Mis à jour le 24 août 2012
Hugo Pilon-Larose LA PRESSE

C'est du moins ce qu'affirme Karine Raynor, historienne de l'art qui parcourt les hôpitaux du Centre universitaire de santé McGill (CUSM) depuis cinq ans, à la recherche de traces du passé.

«J'ai reçu un appel de Jo-Ann Trempe, de l'Hôpital de Montréal pour enfants, relate Mme Raynor. Elle m'annonçait qu'elle avait en sa possession plus de 15 000 photos d'enfants, de docteurs et de personnalités publiques qui ont passé au Children depuis sa fondation. En faisant l'inventaire de ses microfilms, elle a trouvé ce qu'elle pense être Charlie Chaplin qui aurait visité l'hôpital. Mais la bande est extrêmement fragile et pourrait se désintégrer si on la met dans un projecteur.»

Jusqu'à ce jour, impossible de visionner le microfilm. Karine Raynor et son équipe n'ont pas les moyens techniques ni financiers pour le faire en toute sécurité. Mais ce petit trésor n'est pas oublié. Il faut attendre le bon moment, dit-elle, pour le rendre accessible au grand public. C'est là que son mandat devient excitant et différent du travail habituel d'une historienne de l'art.

Des trésors oubliés

La transition des hôpitaux du CUSM vers le nouvel hôpital du site Glen, à la station de métro Vendôme, n'est pas une tâche facile. L'ouverture est prévue pour 2015, ce qui laisse peu de temps à Karine Raynor pour terminer son travail.

«On est en train de bâtir une collection qui racontera notre mémoire collective. C'est tout un pan de l'histoire de Montréal et du Québec qui se retrouve éparpillé dans nos hôpitaux. On a une occasion fabuleuse, qu'ont peu de sociétés, de se demander ce qu'on veut protéger et mettre en valeur», dit Mme Raynor.

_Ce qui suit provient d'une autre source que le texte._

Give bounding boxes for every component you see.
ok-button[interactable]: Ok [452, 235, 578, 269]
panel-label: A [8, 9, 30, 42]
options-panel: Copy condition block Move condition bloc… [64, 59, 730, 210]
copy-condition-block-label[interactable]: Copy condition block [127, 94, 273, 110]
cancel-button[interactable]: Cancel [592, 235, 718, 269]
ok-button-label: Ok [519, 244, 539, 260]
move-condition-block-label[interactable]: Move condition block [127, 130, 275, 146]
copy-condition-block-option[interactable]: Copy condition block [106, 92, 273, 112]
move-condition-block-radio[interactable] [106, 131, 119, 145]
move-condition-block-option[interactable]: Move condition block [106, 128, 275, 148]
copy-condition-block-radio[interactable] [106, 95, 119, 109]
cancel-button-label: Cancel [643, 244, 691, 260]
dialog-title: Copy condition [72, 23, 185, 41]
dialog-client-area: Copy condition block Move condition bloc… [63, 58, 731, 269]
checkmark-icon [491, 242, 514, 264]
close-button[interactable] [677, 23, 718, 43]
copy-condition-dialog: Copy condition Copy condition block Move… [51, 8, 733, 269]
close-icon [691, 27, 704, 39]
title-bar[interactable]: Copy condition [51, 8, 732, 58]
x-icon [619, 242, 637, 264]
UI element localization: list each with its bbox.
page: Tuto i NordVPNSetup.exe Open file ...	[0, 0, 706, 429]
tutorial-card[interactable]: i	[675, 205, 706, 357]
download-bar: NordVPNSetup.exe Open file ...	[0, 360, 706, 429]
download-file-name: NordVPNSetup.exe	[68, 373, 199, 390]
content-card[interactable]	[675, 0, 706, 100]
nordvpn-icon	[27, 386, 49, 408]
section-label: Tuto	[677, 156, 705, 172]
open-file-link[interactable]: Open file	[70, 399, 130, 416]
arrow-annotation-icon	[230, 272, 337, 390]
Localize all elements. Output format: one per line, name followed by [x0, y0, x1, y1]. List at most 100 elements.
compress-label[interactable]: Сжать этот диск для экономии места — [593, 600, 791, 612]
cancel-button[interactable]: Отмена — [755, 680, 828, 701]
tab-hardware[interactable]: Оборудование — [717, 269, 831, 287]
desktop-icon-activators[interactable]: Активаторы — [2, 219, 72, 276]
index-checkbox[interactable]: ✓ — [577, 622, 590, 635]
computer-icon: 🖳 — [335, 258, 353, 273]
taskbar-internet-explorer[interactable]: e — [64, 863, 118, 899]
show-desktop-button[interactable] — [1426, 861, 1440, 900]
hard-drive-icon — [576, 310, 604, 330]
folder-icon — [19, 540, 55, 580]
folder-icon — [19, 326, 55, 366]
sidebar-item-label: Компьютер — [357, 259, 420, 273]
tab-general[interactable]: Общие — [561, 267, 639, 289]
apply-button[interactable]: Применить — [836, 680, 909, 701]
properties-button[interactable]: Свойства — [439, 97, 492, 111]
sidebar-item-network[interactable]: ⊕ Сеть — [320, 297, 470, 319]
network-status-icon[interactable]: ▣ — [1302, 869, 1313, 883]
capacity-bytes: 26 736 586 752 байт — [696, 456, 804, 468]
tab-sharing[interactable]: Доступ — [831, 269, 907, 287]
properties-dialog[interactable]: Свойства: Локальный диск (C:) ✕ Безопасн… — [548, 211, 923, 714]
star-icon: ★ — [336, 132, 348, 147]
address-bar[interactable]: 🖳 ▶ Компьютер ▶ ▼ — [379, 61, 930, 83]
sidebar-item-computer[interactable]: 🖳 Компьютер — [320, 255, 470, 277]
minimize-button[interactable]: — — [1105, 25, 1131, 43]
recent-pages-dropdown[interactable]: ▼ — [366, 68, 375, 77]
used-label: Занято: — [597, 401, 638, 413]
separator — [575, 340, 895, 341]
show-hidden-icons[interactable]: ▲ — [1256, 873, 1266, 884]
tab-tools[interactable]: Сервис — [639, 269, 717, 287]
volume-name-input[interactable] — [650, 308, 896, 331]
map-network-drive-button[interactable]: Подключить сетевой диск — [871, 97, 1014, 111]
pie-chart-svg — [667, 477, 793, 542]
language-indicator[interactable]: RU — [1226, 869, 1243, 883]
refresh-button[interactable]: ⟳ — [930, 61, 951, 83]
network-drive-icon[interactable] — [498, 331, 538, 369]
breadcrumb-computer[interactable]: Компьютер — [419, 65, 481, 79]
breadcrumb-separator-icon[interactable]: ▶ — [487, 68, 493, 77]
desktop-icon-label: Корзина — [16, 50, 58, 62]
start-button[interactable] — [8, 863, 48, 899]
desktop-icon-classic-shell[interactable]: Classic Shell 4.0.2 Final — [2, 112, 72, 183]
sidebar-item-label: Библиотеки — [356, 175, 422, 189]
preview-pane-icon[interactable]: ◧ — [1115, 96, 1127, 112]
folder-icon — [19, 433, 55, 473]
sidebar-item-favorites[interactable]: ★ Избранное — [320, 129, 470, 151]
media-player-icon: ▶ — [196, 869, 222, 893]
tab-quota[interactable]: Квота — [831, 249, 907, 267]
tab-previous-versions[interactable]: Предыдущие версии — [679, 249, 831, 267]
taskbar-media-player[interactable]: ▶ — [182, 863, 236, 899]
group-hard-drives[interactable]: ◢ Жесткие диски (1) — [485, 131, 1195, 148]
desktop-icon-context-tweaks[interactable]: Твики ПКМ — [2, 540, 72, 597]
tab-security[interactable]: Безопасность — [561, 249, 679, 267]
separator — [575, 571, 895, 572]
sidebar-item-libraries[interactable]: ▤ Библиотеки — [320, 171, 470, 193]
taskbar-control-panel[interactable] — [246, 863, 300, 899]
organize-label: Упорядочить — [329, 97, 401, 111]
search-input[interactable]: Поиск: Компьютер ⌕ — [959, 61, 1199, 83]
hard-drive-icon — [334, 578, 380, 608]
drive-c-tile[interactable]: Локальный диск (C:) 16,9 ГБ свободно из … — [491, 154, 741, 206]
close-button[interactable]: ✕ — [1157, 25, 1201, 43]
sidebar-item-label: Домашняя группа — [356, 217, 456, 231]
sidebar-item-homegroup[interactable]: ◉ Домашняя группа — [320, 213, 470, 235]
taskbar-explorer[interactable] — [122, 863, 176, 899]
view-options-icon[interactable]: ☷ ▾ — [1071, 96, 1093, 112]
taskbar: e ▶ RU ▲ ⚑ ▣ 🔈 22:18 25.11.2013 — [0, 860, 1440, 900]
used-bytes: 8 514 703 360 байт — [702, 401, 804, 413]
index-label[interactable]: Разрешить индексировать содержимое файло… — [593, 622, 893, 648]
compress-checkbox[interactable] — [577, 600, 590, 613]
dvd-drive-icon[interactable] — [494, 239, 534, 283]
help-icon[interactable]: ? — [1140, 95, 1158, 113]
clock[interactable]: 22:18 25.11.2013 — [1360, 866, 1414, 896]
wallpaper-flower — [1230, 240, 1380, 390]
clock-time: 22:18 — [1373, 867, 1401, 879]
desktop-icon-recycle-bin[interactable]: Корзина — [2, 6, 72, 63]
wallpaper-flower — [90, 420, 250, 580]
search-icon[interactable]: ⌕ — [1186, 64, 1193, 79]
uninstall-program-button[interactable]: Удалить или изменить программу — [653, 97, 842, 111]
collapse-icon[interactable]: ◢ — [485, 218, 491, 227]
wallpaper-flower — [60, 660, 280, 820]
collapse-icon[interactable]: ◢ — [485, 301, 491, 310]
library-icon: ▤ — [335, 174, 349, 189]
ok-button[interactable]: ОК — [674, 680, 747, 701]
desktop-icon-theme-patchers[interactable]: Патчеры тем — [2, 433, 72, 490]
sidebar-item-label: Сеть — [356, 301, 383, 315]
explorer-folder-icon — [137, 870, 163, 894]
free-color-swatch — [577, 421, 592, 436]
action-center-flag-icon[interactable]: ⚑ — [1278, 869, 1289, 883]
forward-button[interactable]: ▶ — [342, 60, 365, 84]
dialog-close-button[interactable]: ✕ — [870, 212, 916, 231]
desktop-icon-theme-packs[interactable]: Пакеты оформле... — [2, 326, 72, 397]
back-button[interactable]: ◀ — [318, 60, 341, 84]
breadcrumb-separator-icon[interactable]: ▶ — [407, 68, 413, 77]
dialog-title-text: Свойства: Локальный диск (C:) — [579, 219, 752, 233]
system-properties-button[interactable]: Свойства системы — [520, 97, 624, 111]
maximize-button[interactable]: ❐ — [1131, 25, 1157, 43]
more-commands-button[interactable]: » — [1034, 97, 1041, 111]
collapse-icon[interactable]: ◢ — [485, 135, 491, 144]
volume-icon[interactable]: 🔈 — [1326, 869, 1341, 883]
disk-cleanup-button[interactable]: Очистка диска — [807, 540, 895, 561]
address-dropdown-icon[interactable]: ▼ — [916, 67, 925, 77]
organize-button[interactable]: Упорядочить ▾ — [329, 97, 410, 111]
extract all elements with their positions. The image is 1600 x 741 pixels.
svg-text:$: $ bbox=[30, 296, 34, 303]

Si l'occasion de mettre ces oeuvres en valeur est une chance incroyable, ce que l'on trouve l'est tout autant. Impossible d'avoir une liste exhaustive des objets découverts, car elle et son équipe en sont au tiers du recensement.

«La collection du CUSM détient un vitrail de Mary Filler, une artiste importante qui a travaillé le verre. On a retrouvé une fresque de Marian Dale Scott, peinte en 1956, intitulée Tree of Life. On a aussi les médaillons des infirmières de l'hôpital Royal Victoria», énumère Mme Raynor.

«On a aussi retrouvé un tableau de Frederick Banting qui a été peint avant qu'il se consacre à la recherche médicale. Banting (qui a découvert l'insuline avec son étudiant Charles Best) était ami avec A. Y. Jackson, membre du groupe des Sept.»

Un CUSM à la silhouette artistique

Le comité de transition de l'hôpital souhaite valoriser tous ces objets. Pour ce faire, l'équipe de Mme Raynor prépare des expositions temporaires qui seront présentées dans le grand hall de l'hôpital.

«On veut que les collections soient intégrées à l'hôpital comme points de repère. Quand on est dans un hôpital, on vit souvent dans le futur, on se pose des questions, on vit un grand stress. En intégrant des oeuvres d'art, on permet aux patients d'entrer dans un état de contemplation», estime Mme Raynor.